« L’Europe reste vulnérable » : Bart De Wever alerte sur l’incapacité du continent à défendre sa souveraineté

« L’Europe reste vulnérable » : Bart De Wever alerte sur l’incapacité du continent à défendre sa souveraineté

Lors de la cérémonie des vœux aux autorités du pays, organisée mercredi au Palais royal, le Premier ministre belge Bart De Wever a tenu un discours particulièrement ferme sur la situation géopolitique internationale. Face aux tensions croissantes dans le monde, il a dressé un constat sans concession : « L’Europe n’est pas en mesure de défendre efficacement sa propre souveraineté ».

Selon le chef du gouvernement, cette faiblesse stratégique a néanmoins provoqué une prise de conscience au sein du continent. « Ce constat a réveillé toute l’Europe, qui s’emploie désormais à bâtir une industrie de défense pleinement opérationnelle et efficace », a-t-il déclaré devant le roi Philippe. Il a toutefois tempéré cet élan en rappelant que ce chantier prendra du temps. « L’honnêteté nous oblige à ajouter que cela prendra encore des années. D’ici là, nous demeurons vulnérables », a-t-il prévenu.

Une vulnérabilité que Bart De Wever estime aujourd’hui exploitée par « notre plus grand allié », en référence aux États-Unis. Comme il l’avait déjà fait après le Forum économique mondial de Davos, le Premier ministre a appelé à faire preuve de fermeté face à Washington, malgré les dépendances européennes.

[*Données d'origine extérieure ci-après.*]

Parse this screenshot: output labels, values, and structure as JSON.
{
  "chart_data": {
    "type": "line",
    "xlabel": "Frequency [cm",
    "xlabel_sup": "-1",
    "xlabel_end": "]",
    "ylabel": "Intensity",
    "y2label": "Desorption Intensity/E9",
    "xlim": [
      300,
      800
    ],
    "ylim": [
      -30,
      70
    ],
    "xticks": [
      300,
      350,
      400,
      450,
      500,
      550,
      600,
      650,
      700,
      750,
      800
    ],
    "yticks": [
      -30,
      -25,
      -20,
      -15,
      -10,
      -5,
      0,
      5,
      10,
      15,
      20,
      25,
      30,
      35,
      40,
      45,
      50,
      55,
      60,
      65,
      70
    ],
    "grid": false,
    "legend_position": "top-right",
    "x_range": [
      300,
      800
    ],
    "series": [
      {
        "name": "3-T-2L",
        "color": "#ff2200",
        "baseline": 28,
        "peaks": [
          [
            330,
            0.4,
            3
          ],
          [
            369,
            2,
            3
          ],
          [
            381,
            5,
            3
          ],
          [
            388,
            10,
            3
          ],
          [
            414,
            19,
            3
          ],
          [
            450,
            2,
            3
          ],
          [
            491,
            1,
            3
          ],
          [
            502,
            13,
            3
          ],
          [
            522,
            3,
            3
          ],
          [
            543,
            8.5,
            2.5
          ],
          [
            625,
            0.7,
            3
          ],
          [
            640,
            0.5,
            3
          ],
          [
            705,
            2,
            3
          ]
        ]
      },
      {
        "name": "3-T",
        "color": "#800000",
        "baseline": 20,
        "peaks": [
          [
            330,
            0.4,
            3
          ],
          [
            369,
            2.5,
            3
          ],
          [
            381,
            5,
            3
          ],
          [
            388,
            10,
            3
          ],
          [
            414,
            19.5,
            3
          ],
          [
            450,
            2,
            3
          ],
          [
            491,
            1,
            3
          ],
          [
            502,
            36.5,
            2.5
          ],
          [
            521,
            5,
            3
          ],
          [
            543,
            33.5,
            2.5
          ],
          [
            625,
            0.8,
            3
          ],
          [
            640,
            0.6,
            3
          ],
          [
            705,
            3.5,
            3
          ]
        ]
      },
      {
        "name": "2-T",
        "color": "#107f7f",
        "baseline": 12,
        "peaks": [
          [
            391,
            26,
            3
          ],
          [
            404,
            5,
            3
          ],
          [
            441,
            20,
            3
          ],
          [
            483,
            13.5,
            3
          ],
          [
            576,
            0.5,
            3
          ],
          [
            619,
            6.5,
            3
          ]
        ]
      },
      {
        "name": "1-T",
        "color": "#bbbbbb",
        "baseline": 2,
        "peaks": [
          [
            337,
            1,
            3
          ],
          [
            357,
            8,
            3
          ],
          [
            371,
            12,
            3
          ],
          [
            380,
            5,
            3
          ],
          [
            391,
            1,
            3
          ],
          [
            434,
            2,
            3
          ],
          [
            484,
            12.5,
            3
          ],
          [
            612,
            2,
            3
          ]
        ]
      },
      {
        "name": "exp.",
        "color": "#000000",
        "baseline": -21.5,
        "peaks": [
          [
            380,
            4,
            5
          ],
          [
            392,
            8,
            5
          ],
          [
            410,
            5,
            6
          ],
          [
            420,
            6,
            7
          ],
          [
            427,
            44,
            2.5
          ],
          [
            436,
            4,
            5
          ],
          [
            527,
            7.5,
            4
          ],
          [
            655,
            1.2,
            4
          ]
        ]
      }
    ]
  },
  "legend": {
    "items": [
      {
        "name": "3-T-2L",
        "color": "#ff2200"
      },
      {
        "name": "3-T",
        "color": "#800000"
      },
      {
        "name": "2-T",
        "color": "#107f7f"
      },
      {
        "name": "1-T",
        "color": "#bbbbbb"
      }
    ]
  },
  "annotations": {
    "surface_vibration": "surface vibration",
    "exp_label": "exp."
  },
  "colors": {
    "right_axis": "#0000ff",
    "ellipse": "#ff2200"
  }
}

Groenland : une ligne rouge pour l’Europe

Bart De Wever a notamment dénoncé les déclarations du président américain Donald Trump sur le Groenland, territoire autonome du Danemark. « L’idée présomptueuse selon laquelle le droit à l’autodétermination du peuple groenlandais (…) devrait être écarté par un coup de force est totalement contraire à ce que nous sommes », a-t-il affirmé. « Entre amis, il faut être direct », a-t-il ajouté, qualifiant l’attitude américaine de « manque de respect ».

Pour le Premier ministre belge, il est inconcevable que l’intégrité territoriale et le droit à l’autodétermination d’un allié européen soient remis en cause, même lorsque la pression émane d’un autre allié. « Nous ne pourrons jamais tolérer cela », a-t-il martelé.

Défendre la liberté sans céder à la panique

Évoquant les défis actuels, Bart De Wever a rappelé que « la liberté ne va pas de soi » et qu’elle doit être défendue activement. Citant Hannibal — Aut viam inveniam aut faciam (« Je trouverai un chemin ou j’en créerai un ») — il a appelé l’Europe à faire preuve de détermination face à l’adversité.

Toutefois, le chef du gouvernement a mis en garde contre les réactions excessives. Devant les députés réunis en commission sur les questions européennes, il a estimé qu’annoncer la mort du transatlantisme ou de l’Otan serait « pas très intelligent ». Selon lui, céder à l’émotion pourrait servir les intérêts de ceux qui souhaitent une rupture entre l’Europe et les États-Unis.

« Celui qui vous provoque a un agenda », a-t-il averti, appelant les responsables européens à « garder leur sang-froid » et à éviter toute « aventure » précipitée. Pour Bart De Wever, l’enjeu consiste à renforcer l’autonomie stratégique de l’Europe sans rompre les équilibres qui fondent encore la sécurité du continent.